I did not treat research as a formality or a slide for investors. New features were shaped through direct conversations with users before release, using feedback to pressure-test clarity, value, and trust. That helped keep the product grounded in real behavior instead of assumptions, and it reduced the risk of building features people did not need or understand. They name of the platform itself was the result of user-feedback, ensuring that it did not feel intimidating for everyday people who are not apart of the AI craze.
For Storytailor, child safety had to be built into the system from the start. I helped shape an interaction model that prioritized safe outputs, clear boundaries, and age-appropriate experiences, rather than trying to bolt protection on later. That included guiding how the AI behaved, how the experience was structured, and how trust showed up in the product itself.

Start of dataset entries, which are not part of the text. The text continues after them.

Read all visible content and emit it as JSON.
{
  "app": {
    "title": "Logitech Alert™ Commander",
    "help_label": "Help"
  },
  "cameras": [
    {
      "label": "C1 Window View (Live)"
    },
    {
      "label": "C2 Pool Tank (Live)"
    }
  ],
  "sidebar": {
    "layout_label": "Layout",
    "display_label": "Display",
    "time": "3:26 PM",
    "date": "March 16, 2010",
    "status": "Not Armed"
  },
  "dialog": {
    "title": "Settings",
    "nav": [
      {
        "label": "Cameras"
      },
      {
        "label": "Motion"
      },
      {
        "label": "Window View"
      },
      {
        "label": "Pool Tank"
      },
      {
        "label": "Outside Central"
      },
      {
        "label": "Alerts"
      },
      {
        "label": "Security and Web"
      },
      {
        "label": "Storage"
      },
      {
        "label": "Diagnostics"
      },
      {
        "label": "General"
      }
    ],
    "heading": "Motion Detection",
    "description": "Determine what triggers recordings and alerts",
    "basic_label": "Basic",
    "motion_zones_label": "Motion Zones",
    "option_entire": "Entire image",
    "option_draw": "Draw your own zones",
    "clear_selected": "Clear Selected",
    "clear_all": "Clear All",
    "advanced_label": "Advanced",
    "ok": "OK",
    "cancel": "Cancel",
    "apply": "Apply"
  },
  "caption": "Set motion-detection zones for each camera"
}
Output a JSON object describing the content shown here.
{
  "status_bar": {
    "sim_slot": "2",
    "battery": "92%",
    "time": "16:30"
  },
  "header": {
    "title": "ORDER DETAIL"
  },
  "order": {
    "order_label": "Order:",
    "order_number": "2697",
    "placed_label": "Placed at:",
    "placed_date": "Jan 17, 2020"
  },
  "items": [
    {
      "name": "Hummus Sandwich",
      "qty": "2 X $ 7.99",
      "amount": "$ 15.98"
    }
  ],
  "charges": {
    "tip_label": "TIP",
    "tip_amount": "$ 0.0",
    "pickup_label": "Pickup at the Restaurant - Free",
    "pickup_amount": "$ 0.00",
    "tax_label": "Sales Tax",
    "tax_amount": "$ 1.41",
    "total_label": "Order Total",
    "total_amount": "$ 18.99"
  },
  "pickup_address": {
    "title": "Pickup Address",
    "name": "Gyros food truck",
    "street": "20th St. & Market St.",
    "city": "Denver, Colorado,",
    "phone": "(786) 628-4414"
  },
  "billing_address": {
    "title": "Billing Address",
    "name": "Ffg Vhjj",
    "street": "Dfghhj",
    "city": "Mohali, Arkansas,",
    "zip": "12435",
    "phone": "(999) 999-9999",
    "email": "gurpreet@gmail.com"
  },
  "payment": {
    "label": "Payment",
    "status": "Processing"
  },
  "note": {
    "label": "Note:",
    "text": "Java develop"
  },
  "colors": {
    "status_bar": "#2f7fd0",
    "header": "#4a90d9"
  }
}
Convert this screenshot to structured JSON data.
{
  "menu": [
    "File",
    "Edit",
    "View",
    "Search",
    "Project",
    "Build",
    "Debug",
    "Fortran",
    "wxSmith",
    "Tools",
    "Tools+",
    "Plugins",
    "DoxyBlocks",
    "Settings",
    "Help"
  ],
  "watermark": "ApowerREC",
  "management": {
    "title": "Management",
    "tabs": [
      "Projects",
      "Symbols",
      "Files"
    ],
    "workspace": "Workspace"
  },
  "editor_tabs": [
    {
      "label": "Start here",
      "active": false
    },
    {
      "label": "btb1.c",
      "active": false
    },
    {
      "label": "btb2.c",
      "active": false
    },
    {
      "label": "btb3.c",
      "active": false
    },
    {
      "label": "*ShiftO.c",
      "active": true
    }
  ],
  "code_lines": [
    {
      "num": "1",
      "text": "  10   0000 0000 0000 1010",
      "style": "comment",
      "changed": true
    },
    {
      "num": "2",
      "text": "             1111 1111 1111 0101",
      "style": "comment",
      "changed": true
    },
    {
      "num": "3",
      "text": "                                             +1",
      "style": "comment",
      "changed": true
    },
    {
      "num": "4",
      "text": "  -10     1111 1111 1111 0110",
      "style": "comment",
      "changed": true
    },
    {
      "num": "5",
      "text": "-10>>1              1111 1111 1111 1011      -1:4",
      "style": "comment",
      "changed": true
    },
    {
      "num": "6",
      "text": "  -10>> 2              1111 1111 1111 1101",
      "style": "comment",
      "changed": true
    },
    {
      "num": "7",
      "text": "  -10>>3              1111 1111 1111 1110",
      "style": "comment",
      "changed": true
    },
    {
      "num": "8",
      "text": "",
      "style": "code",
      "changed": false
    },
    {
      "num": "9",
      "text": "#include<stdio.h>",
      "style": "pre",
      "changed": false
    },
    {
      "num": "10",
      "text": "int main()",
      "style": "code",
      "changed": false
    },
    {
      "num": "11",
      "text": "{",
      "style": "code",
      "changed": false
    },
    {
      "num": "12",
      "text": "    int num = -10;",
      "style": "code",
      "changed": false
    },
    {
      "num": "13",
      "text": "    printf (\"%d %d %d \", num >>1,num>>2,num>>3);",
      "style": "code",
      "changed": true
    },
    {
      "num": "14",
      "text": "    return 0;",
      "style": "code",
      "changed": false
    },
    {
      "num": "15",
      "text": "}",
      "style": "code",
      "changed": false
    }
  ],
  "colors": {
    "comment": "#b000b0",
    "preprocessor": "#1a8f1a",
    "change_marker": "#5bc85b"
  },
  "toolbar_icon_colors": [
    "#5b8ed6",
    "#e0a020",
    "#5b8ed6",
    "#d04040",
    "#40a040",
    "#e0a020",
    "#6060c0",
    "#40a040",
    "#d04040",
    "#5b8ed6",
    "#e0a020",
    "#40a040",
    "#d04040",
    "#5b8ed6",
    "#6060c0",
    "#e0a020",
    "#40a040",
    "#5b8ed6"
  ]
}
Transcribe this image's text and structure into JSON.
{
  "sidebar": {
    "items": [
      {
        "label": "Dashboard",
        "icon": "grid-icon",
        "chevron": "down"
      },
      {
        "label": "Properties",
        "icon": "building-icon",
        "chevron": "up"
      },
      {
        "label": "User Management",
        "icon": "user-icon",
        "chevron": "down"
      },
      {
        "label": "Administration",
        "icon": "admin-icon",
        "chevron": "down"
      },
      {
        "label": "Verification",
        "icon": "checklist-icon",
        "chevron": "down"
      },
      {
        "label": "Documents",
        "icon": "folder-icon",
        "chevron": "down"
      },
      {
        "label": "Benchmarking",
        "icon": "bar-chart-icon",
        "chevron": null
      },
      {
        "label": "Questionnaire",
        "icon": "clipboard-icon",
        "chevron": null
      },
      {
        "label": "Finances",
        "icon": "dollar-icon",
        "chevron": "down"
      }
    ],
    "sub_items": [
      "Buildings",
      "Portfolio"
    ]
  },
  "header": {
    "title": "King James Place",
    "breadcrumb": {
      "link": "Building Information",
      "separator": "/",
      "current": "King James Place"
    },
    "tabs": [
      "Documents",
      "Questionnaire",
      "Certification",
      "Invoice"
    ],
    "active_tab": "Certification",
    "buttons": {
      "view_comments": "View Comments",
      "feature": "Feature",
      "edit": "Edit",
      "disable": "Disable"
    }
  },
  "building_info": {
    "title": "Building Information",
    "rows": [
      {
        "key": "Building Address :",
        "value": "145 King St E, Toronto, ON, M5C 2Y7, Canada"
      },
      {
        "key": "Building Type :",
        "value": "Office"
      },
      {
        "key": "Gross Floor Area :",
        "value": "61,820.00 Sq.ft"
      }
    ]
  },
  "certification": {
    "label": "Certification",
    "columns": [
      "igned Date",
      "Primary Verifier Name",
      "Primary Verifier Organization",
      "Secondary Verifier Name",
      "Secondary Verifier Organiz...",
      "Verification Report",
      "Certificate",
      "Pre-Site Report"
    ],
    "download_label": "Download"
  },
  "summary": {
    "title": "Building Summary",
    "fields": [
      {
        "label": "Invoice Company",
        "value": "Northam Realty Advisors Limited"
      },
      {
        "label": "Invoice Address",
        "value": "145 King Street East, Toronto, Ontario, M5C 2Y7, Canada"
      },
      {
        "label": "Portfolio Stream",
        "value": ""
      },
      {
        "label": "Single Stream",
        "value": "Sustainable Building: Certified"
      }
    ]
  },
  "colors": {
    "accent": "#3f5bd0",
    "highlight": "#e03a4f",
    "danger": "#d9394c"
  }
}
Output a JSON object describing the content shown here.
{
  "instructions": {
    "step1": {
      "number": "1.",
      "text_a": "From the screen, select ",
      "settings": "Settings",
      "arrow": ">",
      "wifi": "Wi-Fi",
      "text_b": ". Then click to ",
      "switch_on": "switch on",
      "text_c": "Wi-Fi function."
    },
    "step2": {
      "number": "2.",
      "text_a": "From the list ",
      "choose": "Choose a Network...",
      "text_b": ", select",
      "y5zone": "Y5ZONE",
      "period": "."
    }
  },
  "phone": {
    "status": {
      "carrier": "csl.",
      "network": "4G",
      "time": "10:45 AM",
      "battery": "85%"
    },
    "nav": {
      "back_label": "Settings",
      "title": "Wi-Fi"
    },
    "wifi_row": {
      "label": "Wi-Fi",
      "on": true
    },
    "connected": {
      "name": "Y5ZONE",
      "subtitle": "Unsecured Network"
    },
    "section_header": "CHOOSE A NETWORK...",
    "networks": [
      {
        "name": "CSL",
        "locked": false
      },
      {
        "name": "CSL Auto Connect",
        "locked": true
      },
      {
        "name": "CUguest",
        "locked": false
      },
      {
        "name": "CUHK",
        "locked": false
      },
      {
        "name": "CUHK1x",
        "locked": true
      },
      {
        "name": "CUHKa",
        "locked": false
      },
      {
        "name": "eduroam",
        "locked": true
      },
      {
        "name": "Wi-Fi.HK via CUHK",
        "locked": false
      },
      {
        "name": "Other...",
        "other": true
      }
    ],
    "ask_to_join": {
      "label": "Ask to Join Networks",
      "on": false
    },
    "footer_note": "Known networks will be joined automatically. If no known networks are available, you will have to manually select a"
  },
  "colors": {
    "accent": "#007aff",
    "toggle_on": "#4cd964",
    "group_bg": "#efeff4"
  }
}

Representation was not a campaign or a surface-level brand choice. It was a core product decision. Storytailor was built so children could genuinely see themselves in stories across identity, culture, ability, family structure, and imagination. That approach shaped product logic, content design, character systems, and business strategy because for Storytailor, diversity is not optional. It is fundamental to relevance, trust, and long-term viability.
A broad idea is easy to pitch and hard to use. I turned Storytailor into a product with clear entry points, understandable user flows, and an experience that reduced friction for parents, caregivers, and institutional users. The goal was to make the value obvious quickly and make the system easy to navigate from first use.
Early-stage products often get crushed by ambition. I kept the product narrow enough to ship while preserving the larger vision. That meant making hard decisions about what needed to be solved now, what could wait, and how to build a foundation that could grow without confusing users.